Ce morceau marque un tournant audacieux dans sa discographie. Erikson aborde le processus de création avec la précision d’un chef cuisinier, confiant avoir dû « équilibrer les ingrédients sonores » dans son studio en sous-sol, veillant scrupuleusement à ne pas abuser « d’épices ou de salsa ». Cette métaphore culinaire n’est pas qu’une simple coquetterie : elle reflète parfaitement la texture de cette production électro, à la fois charnelle et minutieuse.
Le résultat est organique, vibrant d’une authenticité rare.
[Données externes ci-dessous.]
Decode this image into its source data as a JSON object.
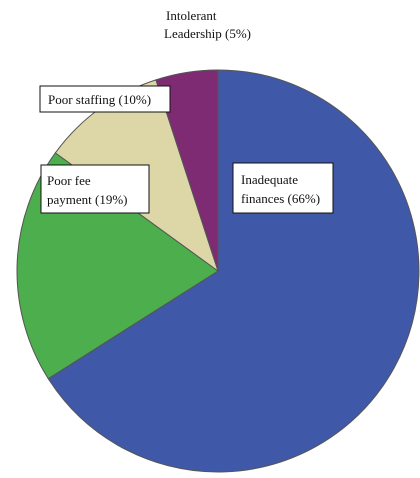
{
  "chart_data": {
    "type": "pie",
    "title": "",
    "slices": [
      {
        "label": "Inadequate finances (66%)",
        "lines": [
          "Inadequate",
          "finances (66%)"
        ],
        "value": 66,
        "color": "#3f58a8"
      },
      {
        "label": "Poor fee payment (19%)",
        "lines": [
          "Poor fee",
          "payment (19%)"
        ],
        "value": 19,
        "color": "#4cae4c"
      },
      {
        "label": "Poor staffing (10%)",
        "lines": [
          "Poor staffing (10%)"
        ],
        "value": 10,
        "color": "#ddd7a8"
      },
      {
        "label": "Intolerant Leadership (5%)",
        "lines": [
          "Intolerant",
          "Leadership (5%)"
        ],
        "value": 5,
        "color": "#7e2b74"
      }
    ]
  }
}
En fusionnant l’affection intime avec une célébration du mode de vie, Erikson réussit l’exercice périlleux d’un morceau hybride. Lorsqu’il qualifie lui-même son œuvre de « délicieuse, tout comme ma femme », on saisit l’essence même de ce projet : une déclaration d’amour décomplexée, nichée dans les recoins les plus simples de l’existence.
« Nacho » ne se contente pas d’être une chanson ; c’est un instantané de bonheur domestique magnifié par un sens aigu du rythme. Avec ce single, Remik Erikson prouve que l’inspiration ne cherche pas nécessairement la grandeur, mais réside souvent dans la douceur des petits détails partagés. Une réussite culinaire et musicale qui laisse un arrière-goût, fort heureusement, très addictif.